Le mempool représente une « salle d’attente » numérique hébergée sur un nœud de la blockchain. Cet espace virtuel stocke les transactions initiées mais non encore traitées. Le terme « mempool », contraction de « memory » et « pool », désigne cette zone de stockage temporaire où les transactions attendent leur intégration à la blockchain.
Chaque blockchain dispose de ses propres mempools, bien que certains utilisent des appellations différentes. Par exemple, le projet Parity appelle son mempool « Transaction Queue ». Les termes diffèrent, mais le mécanisme reste identique, illustrant la diversité du vocabulaire dans l’univers crypto.

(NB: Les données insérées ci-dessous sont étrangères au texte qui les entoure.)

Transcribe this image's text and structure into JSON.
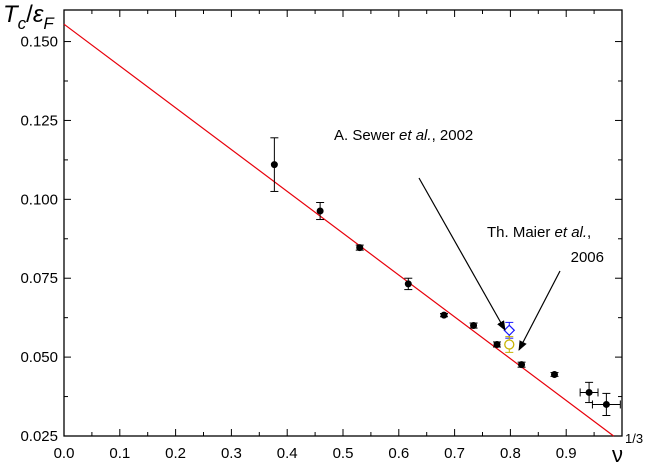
{
  "chart_data": {
    "type": "scatter",
    "title": "",
    "ylabel": {
      "main": "T",
      "sub1": "c",
      "sep": "/",
      "main2": "ε",
      "sub2": "F"
    },
    "xlabel": {
      "main": "ν",
      "sup": "1/3"
    },
    "xlim": [
      0.0,
      1.0
    ],
    "ylim": [
      0.025,
      0.16
    ],
    "x_ticks": [
      0.0,
      0.1,
      0.2,
      0.3,
      0.4,
      0.5,
      0.6,
      0.7,
      0.8,
      0.9
    ],
    "x_tick_labels": [
      "0.0",
      "0.1",
      "0.2",
      "0.3",
      "0.4",
      "0.5",
      "0.6",
      "0.7",
      "0.8",
      "0.9"
    ],
    "y_ticks": [
      0.025,
      0.05,
      0.075,
      0.1,
      0.125,
      0.15
    ],
    "y_tick_labels": [
      "0.025",
      "0.050",
      "0.075",
      "0.100",
      "0.125",
      "0.150"
    ],
    "grid": false,
    "fit_line": {
      "x": [
        0.0,
        0.985
      ],
      "y": [
        0.1555,
        0.025
      ],
      "color": "#e8000b"
    },
    "series": [
      {
        "marker": "filled-circle",
        "color": "#000000",
        "points": [
          {
            "x": 0.377,
            "y": 0.111,
            "yerr": 0.0085,
            "xerr": 0
          },
          {
            "x": 0.459,
            "y": 0.0963,
            "yerr": 0.0027,
            "xerr": 0
          },
          {
            "x": 0.53,
            "y": 0.0847,
            "yerr": 0.0008,
            "xerr": 0
          },
          {
            "x": 0.617,
            "y": 0.0732,
            "yerr": 0.0018,
            "xerr": 0
          },
          {
            "x": 0.681,
            "y": 0.0633,
            "yerr": 0.0005,
            "xerr": 0
          },
          {
            "x": 0.734,
            "y": 0.06,
            "yerr": 0.0008,
            "xerr": 0
          },
          {
            "x": 0.776,
            "y": 0.054,
            "yerr": 0.0008,
            "xerr": 0
          },
          {
            "x": 0.82,
            "y": 0.0476,
            "yerr": 0.0008,
            "xerr": 0
          },
          {
            "x": 0.879,
            "y": 0.0445,
            "yerr": 0.0006,
            "xerr": 0
          },
          {
            "x": 0.941,
            "y": 0.0388,
            "yerr": 0.0032,
            "xerr": 0.016
          },
          {
            "x": 0.972,
            "y": 0.035,
            "yerr": 0.0035,
            "xerr": 0.025
          }
        ]
      },
      {
        "marker": "open-diamond",
        "color": "#1a1aff",
        "points": [
          {
            "x": 0.798,
            "y": 0.0585,
            "yerr": 0.0025,
            "xerr": 0
          }
        ]
      },
      {
        "marker": "open-circle",
        "color": "#c8b400",
        "points": [
          {
            "x": 0.798,
            "y": 0.054,
            "yerr": 0.0025,
            "xerr": 0
          }
        ]
      }
    ],
    "annotations": [
      {
        "parts": [
          "A. Sewer ",
          "et al.",
          ", 2002"
        ]
      },
      {
        "parts": [
          "Th. Maier ",
          "et al.",
          ","
        ],
        "line2": "2006"
      }
    ]
  }
}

Chaque transaction ajoutée au mempool constitue un paquet de données, généralement de quelques kilo-octets (Ko). La somme de ces transactions définit la taille totale du mempool.

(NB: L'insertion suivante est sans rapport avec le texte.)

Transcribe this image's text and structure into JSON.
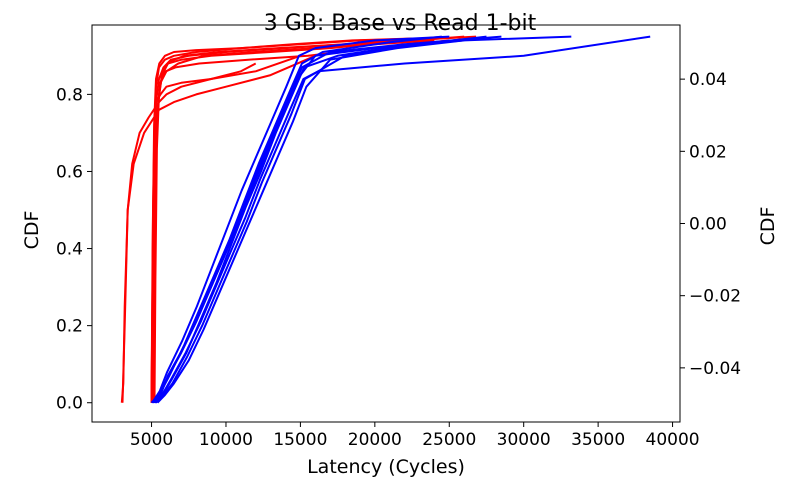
{
  "chart_data": {
    "type": "line",
    "title": "3 GB: Base vs Read 1-bit",
    "xlabel": "Latency (Cycles)",
    "ylabel": "CDF",
    "ylabel_right": "CDF",
    "xlim": [
      1000,
      40500
    ],
    "ylim": [
      -0.05,
      0.98
    ],
    "ylim_right": [
      -0.055,
      0.055
    ],
    "xticks": [
      5000,
      10000,
      15000,
      20000,
      25000,
      30000,
      35000,
      40000
    ],
    "xtick_labels": [
      "5000",
      "10000",
      "15000",
      "20000",
      "25000",
      "30000",
      "35000",
      "40000"
    ],
    "yticks": [
      0.0,
      0.2,
      0.4,
      0.6,
      0.8
    ],
    "ytick_labels": [
      "0.0",
      "0.2",
      "0.4",
      "0.6",
      "0.8"
    ],
    "yticks_right": [
      -0.04,
      -0.02,
      0.0,
      0.02,
      0.04
    ],
    "ytick_labels_right": [
      "−0.04",
      "−0.02",
      "0.00",
      "0.02",
      "0.04"
    ],
    "grid": false,
    "legend": "none",
    "series": [
      {
        "color": "#ff0000",
        "x": [
          3000,
          3100,
          3200,
          3400,
          3700,
          4200,
          4800,
          5500,
          6000,
          7000,
          9000,
          11000,
          12000
        ],
        "y": [
          0,
          0.05,
          0.25,
          0.5,
          0.62,
          0.7,
          0.74,
          0.78,
          0.8,
          0.82,
          0.84,
          0.86,
          0.88
        ]
      },
      {
        "color": "#ff0000",
        "x": [
          3050,
          3200,
          3400,
          3800,
          4500,
          5500,
          6500,
          8000,
          10000,
          13000,
          16000
        ],
        "y": [
          0,
          0.2,
          0.5,
          0.62,
          0.7,
          0.76,
          0.78,
          0.8,
          0.82,
          0.85,
          0.9
        ]
      },
      {
        "color": "#ff0000",
        "x": [
          5000,
          5050,
          5100,
          5200,
          5300,
          5600,
          6000,
          7000,
          9000,
          12000,
          15000
        ],
        "y": [
          0,
          0.2,
          0.5,
          0.7,
          0.78,
          0.8,
          0.82,
          0.83,
          0.84,
          0.86,
          0.9
        ]
      },
      {
        "color": "#ff0000",
        "x": [
          5050,
          5100,
          5200,
          5300,
          5500,
          5800,
          6300,
          7500,
          10000,
          14000,
          18000,
          21000
        ],
        "y": [
          0,
          0.3,
          0.65,
          0.78,
          0.84,
          0.87,
          0.89,
          0.9,
          0.91,
          0.92,
          0.93,
          0.94
        ]
      },
      {
        "color": "#ff0000",
        "x": [
          5100,
          5150,
          5250,
          5400,
          5600,
          6000,
          6800,
          8500,
          12000,
          16000,
          20000,
          24000
        ],
        "y": [
          0,
          0.25,
          0.6,
          0.76,
          0.83,
          0.86,
          0.88,
          0.9,
          0.91,
          0.92,
          0.93,
          0.94
        ]
      },
      {
        "color": "#ff0000",
        "x": [
          5000,
          5080,
          5180,
          5300,
          5500,
          5900,
          6500,
          8000,
          11000,
          15000,
          19000,
          23000
        ],
        "y": [
          0,
          0.35,
          0.7,
          0.82,
          0.87,
          0.89,
          0.9,
          0.91,
          0.92,
          0.93,
          0.94,
          0.945
        ]
      },
      {
        "color": "#ff0000",
        "x": [
          5150,
          5200,
          5300,
          5450,
          5700,
          6100,
          7000,
          9000,
          13000,
          17000,
          21000,
          26000
        ],
        "y": [
          0,
          0.3,
          0.62,
          0.78,
          0.85,
          0.88,
          0.89,
          0.9,
          0.91,
          0.92,
          0.935,
          0.95
        ]
      },
      {
        "color": "#ff0000",
        "x": [
          5100,
          5160,
          5260,
          5380,
          5580,
          5950,
          6600,
          8200,
          11500,
          15500,
          20000,
          25000
        ],
        "y": [
          0,
          0.28,
          0.58,
          0.75,
          0.83,
          0.86,
          0.87,
          0.88,
          0.89,
          0.9,
          0.92,
          0.94
        ]
      },
      {
        "color": "#ff0000",
        "x": [
          5200,
          5260,
          5360,
          5500,
          5750,
          6200,
          7200,
          9500,
          13500,
          18000,
          22000,
          26800
        ],
        "y": [
          0,
          0.32,
          0.66,
          0.8,
          0.86,
          0.885,
          0.9,
          0.91,
          0.92,
          0.93,
          0.94,
          0.95
        ]
      },
      {
        "color": "#ff0000",
        "x": [
          5000,
          5070,
          5170,
          5300,
          5520,
          5900,
          6500,
          8000,
          11000,
          14500,
          18500,
          22500
        ],
        "y": [
          0,
          0.4,
          0.72,
          0.84,
          0.88,
          0.9,
          0.91,
          0.915,
          0.92,
          0.93,
          0.94,
          0.945
        ]
      },
      {
        "color": "#0000ff",
        "x": [
          5000,
          5500,
          6000,
          7000,
          8000,
          9000,
          10000,
          11000,
          12000,
          13000,
          14000,
          15000,
          16000,
          20000,
          26000,
          33200
        ],
        "y": [
          0,
          0.02,
          0.06,
          0.13,
          0.21,
          0.3,
          0.39,
          0.48,
          0.58,
          0.67,
          0.76,
          0.85,
          0.9,
          0.92,
          0.94,
          0.95
        ]
      },
      {
        "color": "#0000ff",
        "x": [
          5200,
          5700,
          6300,
          7300,
          8300,
          9300,
          10300,
          11300,
          12300,
          13300,
          14300,
          15200,
          16200,
          22000,
          30000,
          38500
        ],
        "y": [
          0,
          0.02,
          0.06,
          0.13,
          0.21,
          0.3,
          0.39,
          0.48,
          0.58,
          0.67,
          0.76,
          0.84,
          0.86,
          0.88,
          0.9,
          0.95
        ]
      },
      {
        "color": "#0000ff",
        "x": [
          5100,
          5600,
          6100,
          7100,
          8100,
          9100,
          10100,
          11100,
          12100,
          13100,
          14100,
          15100,
          17000,
          22000,
          28500
        ],
        "y": [
          0,
          0.02,
          0.07,
          0.14,
          0.22,
          0.31,
          0.4,
          0.5,
          0.6,
          0.69,
          0.78,
          0.87,
          0.91,
          0.93,
          0.95
        ]
      },
      {
        "color": "#0000ff",
        "x": [
          5300,
          5800,
          6400,
          7400,
          8400,
          9400,
          10400,
          11400,
          12400,
          13400,
          14400,
          15300,
          18000,
          23000,
          27500
        ],
        "y": [
          0,
          0.02,
          0.05,
          0.12,
          0.2,
          0.29,
          0.38,
          0.47,
          0.57,
          0.66,
          0.75,
          0.84,
          0.9,
          0.93,
          0.95
        ]
      },
      {
        "color": "#0000ff",
        "x": [
          5050,
          5550,
          6050,
          7050,
          8050,
          9050,
          10050,
          11050,
          12050,
          13050,
          14050,
          14900,
          16000,
          20000,
          25000
        ],
        "y": [
          0,
          0.03,
          0.08,
          0.16,
          0.25,
          0.35,
          0.45,
          0.55,
          0.64,
          0.73,
          0.82,
          0.9,
          0.92,
          0.94,
          0.95
        ]
      },
      {
        "color": "#0000ff",
        "x": [
          5400,
          5900,
          6500,
          7500,
          8500,
          9500,
          10500,
          11500,
          12500,
          13500,
          14500,
          15400,
          17000,
          21500,
          26000
        ],
        "y": [
          0,
          0.02,
          0.05,
          0.11,
          0.19,
          0.28,
          0.37,
          0.46,
          0.55,
          0.64,
          0.73,
          0.82,
          0.89,
          0.92,
          0.94
        ]
      },
      {
        "color": "#0000ff",
        "x": [
          5150,
          5650,
          6200,
          7200,
          8200,
          9200,
          10200,
          11200,
          12200,
          13200,
          14200,
          15100,
          16500,
          21000,
          24500
        ],
        "y": [
          0,
          0.03,
          0.07,
          0.15,
          0.24,
          0.33,
          0.42,
          0.52,
          0.62,
          0.71,
          0.8,
          0.88,
          0.91,
          0.935,
          0.95
        ]
      },
      {
        "color": "#0000ff",
        "x": [
          5250,
          5750,
          6350,
          7350,
          8350,
          9350,
          10350,
          11350,
          12350,
          13350,
          14350,
          15250,
          17500,
          22500,
          26500
        ],
        "y": [
          0,
          0.02,
          0.06,
          0.13,
          0.22,
          0.31,
          0.41,
          0.51,
          0.6,
          0.7,
          0.79,
          0.87,
          0.9,
          0.93,
          0.945
        ]
      }
    ]
  }
}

Un mempool volumineux indique de nombreuses transactions en attente de confirmation. Ce facteur est un indicateur clé de la congestion du réseau, permettant aux utilisateurs d’estimer la rapidité de traitement de leurs transactions.

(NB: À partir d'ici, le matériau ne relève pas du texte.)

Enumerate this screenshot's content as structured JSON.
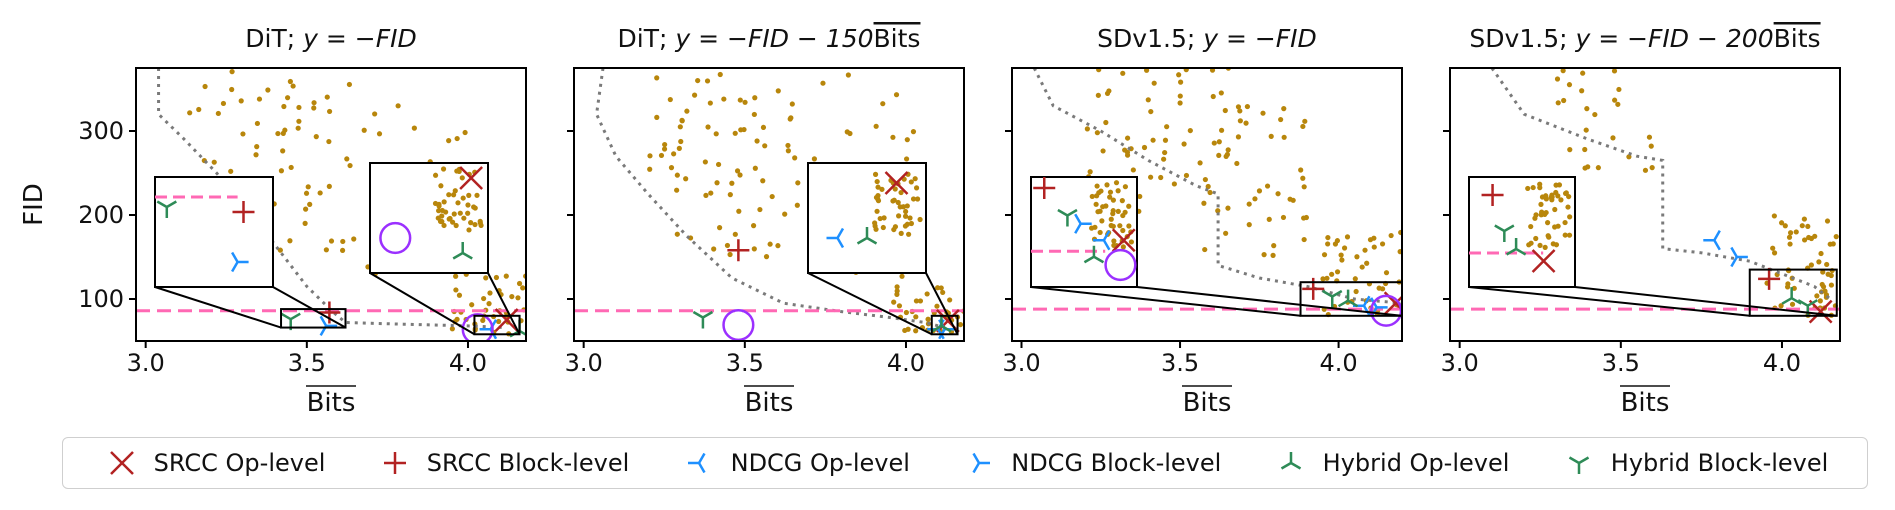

Sur les graphiques d’activité, la taille du mempool de Bitcoin augmente souvent lors de périodes de forte volatilité, que le marché soit à la hausse ou à la baisse. Durant ces fluctuations, les utilisateurs déplacent leurs actifs plus activement pour sécuriser leurs gains ou limiter leurs pertes.
Les nœuds peuvent fixer des limites à la taille de leur mempool. Si le seuil est dépassé, le nœud peut exiger un montant minimum de frais de transaction. Ce mécanisme permet de protéger le réseau contre la surcharge et d’assurer sa fluidité.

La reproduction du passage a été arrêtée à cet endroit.